Elsewhere in Africa, events were also held to mark World Aids Day. In Niger, around 3,000 people, mostly women and young people, marched through the capital Niamey to demand more measures to help AIDS sufferers.

In the small West African state of Benin, President Thomas Boni Yayi headed a march to show solidarity for AIDS victims.

The Johannesburg concert was to include performances from singers Peter Gabriel, Annie Lennox, and Corinne Bailey Rae and its proceeds will go towards HIV/AIDS programmes throughout southern Africa, the epicentre of the worldwide AIDS epidemic.

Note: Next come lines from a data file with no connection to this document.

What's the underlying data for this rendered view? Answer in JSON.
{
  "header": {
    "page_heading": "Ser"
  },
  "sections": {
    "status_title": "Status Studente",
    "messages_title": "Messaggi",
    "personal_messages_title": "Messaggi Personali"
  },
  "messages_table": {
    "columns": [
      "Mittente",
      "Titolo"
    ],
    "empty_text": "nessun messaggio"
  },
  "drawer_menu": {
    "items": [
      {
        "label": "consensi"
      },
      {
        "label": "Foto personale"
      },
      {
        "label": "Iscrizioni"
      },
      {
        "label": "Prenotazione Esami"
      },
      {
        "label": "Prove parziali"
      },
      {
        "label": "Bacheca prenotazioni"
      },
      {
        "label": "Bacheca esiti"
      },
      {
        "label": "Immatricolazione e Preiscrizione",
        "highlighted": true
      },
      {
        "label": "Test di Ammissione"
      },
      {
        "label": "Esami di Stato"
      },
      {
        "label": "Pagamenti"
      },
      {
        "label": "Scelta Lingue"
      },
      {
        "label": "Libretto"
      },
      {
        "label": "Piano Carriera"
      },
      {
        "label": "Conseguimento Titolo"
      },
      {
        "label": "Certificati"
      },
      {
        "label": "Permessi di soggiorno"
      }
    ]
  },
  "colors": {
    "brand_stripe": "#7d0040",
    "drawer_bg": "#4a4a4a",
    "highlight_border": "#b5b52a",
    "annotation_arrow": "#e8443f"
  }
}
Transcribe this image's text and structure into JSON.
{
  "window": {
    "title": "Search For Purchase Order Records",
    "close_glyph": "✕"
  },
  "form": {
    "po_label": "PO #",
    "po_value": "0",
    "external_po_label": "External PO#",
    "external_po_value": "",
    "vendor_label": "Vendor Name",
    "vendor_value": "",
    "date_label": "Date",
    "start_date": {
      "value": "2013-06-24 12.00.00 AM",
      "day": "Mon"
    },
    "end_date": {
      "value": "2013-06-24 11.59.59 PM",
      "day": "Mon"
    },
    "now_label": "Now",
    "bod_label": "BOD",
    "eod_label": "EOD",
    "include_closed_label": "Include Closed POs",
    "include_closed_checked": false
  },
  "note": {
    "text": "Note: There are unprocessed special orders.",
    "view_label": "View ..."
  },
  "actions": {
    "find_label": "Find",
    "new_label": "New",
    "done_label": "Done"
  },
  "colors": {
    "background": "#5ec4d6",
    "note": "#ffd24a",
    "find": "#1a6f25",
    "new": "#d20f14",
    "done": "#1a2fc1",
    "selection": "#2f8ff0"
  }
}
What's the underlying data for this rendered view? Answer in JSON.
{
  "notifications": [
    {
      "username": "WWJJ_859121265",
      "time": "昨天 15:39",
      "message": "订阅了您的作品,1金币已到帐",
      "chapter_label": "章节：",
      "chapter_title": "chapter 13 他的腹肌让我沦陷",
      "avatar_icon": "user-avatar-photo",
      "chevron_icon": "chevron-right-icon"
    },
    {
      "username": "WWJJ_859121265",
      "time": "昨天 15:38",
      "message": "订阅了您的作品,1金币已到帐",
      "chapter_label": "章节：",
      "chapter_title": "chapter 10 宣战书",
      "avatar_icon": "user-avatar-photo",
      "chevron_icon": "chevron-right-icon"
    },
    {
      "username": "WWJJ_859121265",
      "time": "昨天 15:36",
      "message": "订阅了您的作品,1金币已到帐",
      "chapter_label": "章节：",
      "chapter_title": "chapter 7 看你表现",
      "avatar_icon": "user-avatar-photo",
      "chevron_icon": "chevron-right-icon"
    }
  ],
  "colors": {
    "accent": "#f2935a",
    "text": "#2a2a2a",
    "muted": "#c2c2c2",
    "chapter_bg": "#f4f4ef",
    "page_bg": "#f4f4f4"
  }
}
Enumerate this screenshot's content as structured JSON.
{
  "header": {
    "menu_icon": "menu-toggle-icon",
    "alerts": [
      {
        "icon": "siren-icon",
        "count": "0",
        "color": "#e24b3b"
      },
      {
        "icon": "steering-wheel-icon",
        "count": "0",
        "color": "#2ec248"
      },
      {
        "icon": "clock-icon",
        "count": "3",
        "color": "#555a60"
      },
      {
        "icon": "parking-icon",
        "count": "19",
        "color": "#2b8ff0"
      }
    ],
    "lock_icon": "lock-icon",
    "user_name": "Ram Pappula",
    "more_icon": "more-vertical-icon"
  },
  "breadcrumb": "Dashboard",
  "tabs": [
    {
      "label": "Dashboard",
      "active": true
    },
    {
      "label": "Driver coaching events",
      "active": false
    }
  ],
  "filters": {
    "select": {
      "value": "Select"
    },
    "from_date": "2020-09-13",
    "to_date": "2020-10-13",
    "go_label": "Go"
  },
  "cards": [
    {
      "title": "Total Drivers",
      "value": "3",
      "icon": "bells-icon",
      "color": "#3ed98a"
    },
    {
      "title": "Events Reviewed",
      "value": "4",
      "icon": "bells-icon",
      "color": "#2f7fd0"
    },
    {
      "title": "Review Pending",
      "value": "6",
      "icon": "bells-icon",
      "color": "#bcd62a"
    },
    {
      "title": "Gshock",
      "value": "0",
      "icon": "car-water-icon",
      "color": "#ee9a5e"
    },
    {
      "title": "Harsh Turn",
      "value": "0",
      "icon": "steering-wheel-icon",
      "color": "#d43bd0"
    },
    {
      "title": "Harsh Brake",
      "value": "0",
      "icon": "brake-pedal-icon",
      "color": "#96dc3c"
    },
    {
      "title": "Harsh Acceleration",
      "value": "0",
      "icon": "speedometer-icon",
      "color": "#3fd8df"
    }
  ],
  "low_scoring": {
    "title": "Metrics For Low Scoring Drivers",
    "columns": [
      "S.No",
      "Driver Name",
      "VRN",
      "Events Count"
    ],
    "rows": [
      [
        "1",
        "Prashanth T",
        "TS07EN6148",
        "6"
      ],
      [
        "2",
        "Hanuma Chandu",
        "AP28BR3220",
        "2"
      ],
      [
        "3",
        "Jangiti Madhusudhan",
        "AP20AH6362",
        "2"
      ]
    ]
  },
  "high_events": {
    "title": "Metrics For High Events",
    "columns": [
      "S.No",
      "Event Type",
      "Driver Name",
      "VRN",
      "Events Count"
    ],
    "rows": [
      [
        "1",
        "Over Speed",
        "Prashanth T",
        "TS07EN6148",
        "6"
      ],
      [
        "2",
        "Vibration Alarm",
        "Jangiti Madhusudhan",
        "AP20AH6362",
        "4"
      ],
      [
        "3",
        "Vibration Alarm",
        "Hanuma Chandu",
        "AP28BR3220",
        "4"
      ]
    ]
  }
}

The government relented to pressure and launched a plan to provide life-prolonging anti-retroviral drugs in 2003, after Mbeki had questioned the safety of the medication and expressed doubts about widely accepted science on the link between HIV and

AIDS.

But activists have complained that the programme is moving far too slowly, causing several hundred deaths each day. Some 700,000 HIV patients are without treatment, especially bad in rural areas where clinics are saturated with a backlog of cases.

Archbishop Desmond Tutu, who took on South Africa's apartheid government as the country's first black bishop and won the 1984 Nobel Peace Prize, said the battle was far from won.

"We face a monumental crisis, one that was horribly exacerbated when we wasted valuable time in futile academic discussions and debates about the causes of AIDS," he said in a speech to diplomats on Friday.

"We were fiddling whilst our Rome was burning. People who would have been alive today, died needlessly."